Ukraine’s delegation’s Head Maria Mezentseva, a member of the presidential party “The Servant of the People” initiated the discussion on challenging the Russian delegation’s powers on Monday. Her request was supported by 38 participants from at least five different national delegations, which was sufficient to submit the issue to the PACE monitoring committee. At the same time, 61 parliamentarians opposed the initiative.

Earlier in the day, Deputy Speaker of the State Duma (lower house) Pyotr Tolstoy warned that Russia’s delegation to the Parliamentary Assembly of the Council of Europe (PACE) would leave the organization if the powers of Russian MPs were limited. “Today, this Council of Europe’s hall is the only platform for a mutually respectful and equal dialogue between European countries and the largest country in Europe – Russia,” the Russian MP said, stressing that in case its powers were limited the delegation would “leave this platform, as it had done in 2014.”

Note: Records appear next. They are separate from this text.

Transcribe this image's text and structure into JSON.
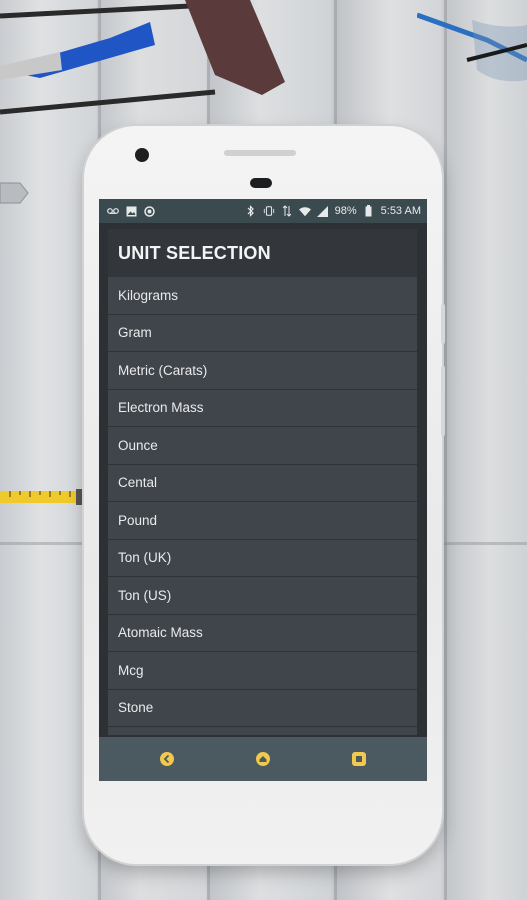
{
  "status_bar": {
    "battery_percent": "98%",
    "time": "5:53 AM",
    "left_icons": [
      "voicemail-icon",
      "image-icon",
      "circle-icon"
    ],
    "right_icons": [
      "bluetooth-icon",
      "vibrate-icon",
      "data-arrows-icon",
      "wifi-icon",
      "signal-icon",
      "battery-icon"
    ]
  },
  "dialog": {
    "title": "UNIT SELECTION",
    "items": [
      {
        "label": "Kilograms"
      },
      {
        "label": "Gram"
      },
      {
        "label": "Metric (Carats)"
      },
      {
        "label": "Electron Mass"
      },
      {
        "label": "Ounce"
      },
      {
        "label": "Cental"
      },
      {
        "label": "Pound"
      },
      {
        "label": "Ton (UK)"
      },
      {
        "label": "Ton (US)"
      },
      {
        "label": "Atomaic Mass"
      },
      {
        "label": "Mcg"
      },
      {
        "label": "Stone"
      }
    ]
  },
  "nav_bar": {
    "buttons": [
      "back-icon",
      "home-icon",
      "recents-icon"
    ],
    "accent": "#f2c94c"
  }
}
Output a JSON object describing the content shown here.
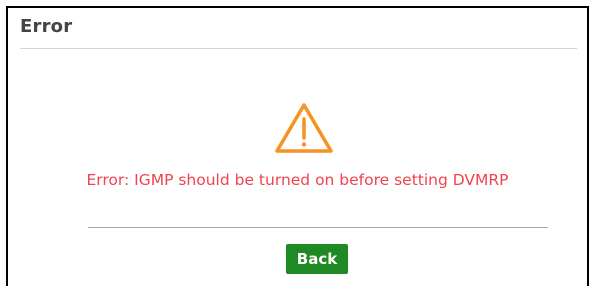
{
  "dialog": {
    "title": "Error",
    "icon": "warning-triangle-icon",
    "message": "Error: IGMP should be turned on before setting DVMRP",
    "back_label": "Back"
  },
  "colors": {
    "title_text": "#444444",
    "icon": "#f7921e",
    "message_text": "#f0434f",
    "button_bg": "#1f8a23",
    "button_text": "#ffffff"
  }
}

“If we leave, a number of delegations will face problems with finding someone to blame,” Tolstoy said ironically. “There will be far fewer interesting discussions in this hall. I don’t even know what they’re going to do.” According to the deputy speaker, the attacks by Ukrainian and Georgian representatives are understandable as the countries’ authorities “used force against their citizens, used the army and, of course, lost those territories forever, which they always regret.”

Tolstoy called it “absolutely unacceptable to insult the country, one of the assembly’s delegations and Russian President Vladimir Putin in this hall.” “This is unacceptable, taking into account the pluralism of opinions, there should be at least some culture,” he stressed.